The fintech landscape has been rapidly evolving, and banking-as-a-service platforms are at the center of this shift. Companies like Increase provide modern APIs that allow businesses to build financial features—like payments, virtual cards, and account management—without becoming banks themselves. But the catch? These startups still depend on traditional banks to hold deposits and enable core financial functions. This is where Buckley’s move to buy into Twin City Bank becomes so compelling.

By becoming a shareholder, Buckley can better integrate Increase’s technology stack with the bank’s operations, potentially streamlining regulatory compliance and accelerating feature rollouts. It’s a long-term strategy: one that prioritizes sustainability, resilience, and greater independence in an increasingly regulated environment.

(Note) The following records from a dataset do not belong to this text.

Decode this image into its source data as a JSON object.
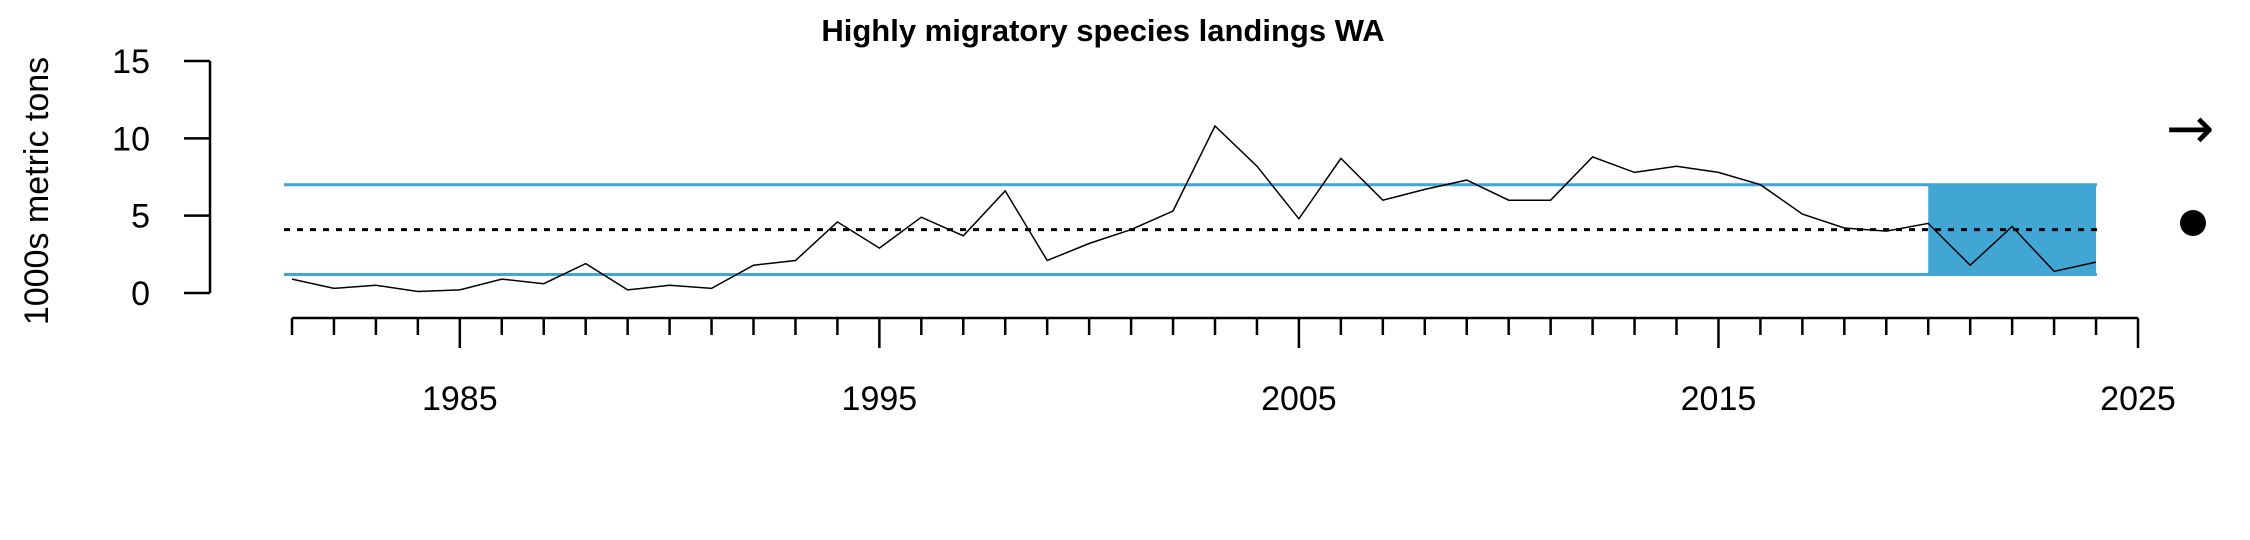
{
  "chart_data": {
    "type": "line",
    "title": "Highly migratory species landings WA",
    "xlabel": "",
    "ylabel": "1000s metric tons",
    "xlim": [
      1981,
      2025
    ],
    "ylim": [
      0,
      15
    ],
    "x_ticks": [
      1985,
      1995,
      2005,
      2015,
      2025
    ],
    "y_ticks": [
      0,
      5,
      10,
      15
    ],
    "x_minor_ticks_every": 1,
    "grid": false,
    "series": [
      {
        "x": [
          1981,
          1982,
          1983,
          1984,
          1985,
          1986,
          1987,
          1988,
          1989,
          1990,
          1991,
          1992,
          1993,
          1994,
          1995,
          1996,
          1997,
          1998,
          1999,
          2000,
          2001,
          2002,
          2003,
          2004,
          2005,
          2006,
          2007,
          2008,
          2009,
          2010,
          2011,
          2012,
          2013,
          2014,
          2015,
          2016,
          2017,
          2018,
          2019,
          2020,
          2021,
          2022,
          2023,
          2024
        ],
        "values": [
          0.9,
          0.3,
          0.5,
          0.1,
          0.2,
          0.9,
          0.6,
          1.9,
          0.2,
          0.5,
          0.3,
          1.8,
          2.1,
          4.6,
          2.9,
          4.9,
          3.7,
          6.6,
          2.1,
          3.2,
          4.1,
          5.3,
          10.8,
          8.2,
          4.8,
          8.7,
          6.0,
          6.7,
          7.3,
          6.0,
          6.0,
          8.8,
          7.8,
          8.2,
          7.8,
          7.0,
          5.1,
          4.2,
          4.0,
          4.5,
          1.8,
          4.3,
          1.4,
          2.0
        ],
        "color": "#000000"
      }
    ],
    "mean": 4.1,
    "upper_sd": 7.0,
    "lower_sd": 1.2,
    "reference_line_color": "#41A6D4",
    "highlight_period": [
      2020,
      2024
    ],
    "highlight_color": "#41A6D4",
    "trend_symbol": "→",
    "status_symbol": "●"
  }
}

While Buckley insists that this isn’t about using the bank solely for Increase’s growth, his actions suggest otherwise—particularly given that this is his third such investment in a Washington community bank. Each acquisition may serve as a foundational building block for a future where Increase has direct influence over banking infrastructure.

Industry Backlash and Competitive Tensions in Fintech

Not everyone in fintech is celebrating Buckley’s success. Sources close to the matter say a rival player was so concerned about his bank acquisition that they hired a PR firm to spread negative stories about him. This suggests fierce competition in the BaaS sector, where control over banking relationships can determine the fate of an entire startup. While such tactics may seem extreme, they highlight just how high the stakes are when someone like Stripe’s first employee buys stake in a bank—it’s not just a business story; it’s a power play.

Despite the pushback, Buckley remains focused and unfazed. He has not only denied nefarious intentions but also positioned his move as a broader investment into community banking. Whether the industry buys that narrative remains to be seen, but there’s no denying that this acquisition strengthens Increase’s strategic position. With Stripe’s DNA and a solid understanding of what it takes to build scalable financial infrastructure, Buckley may be setting the stage for a new era in fintech where startups don’t just partner with banks—they own them.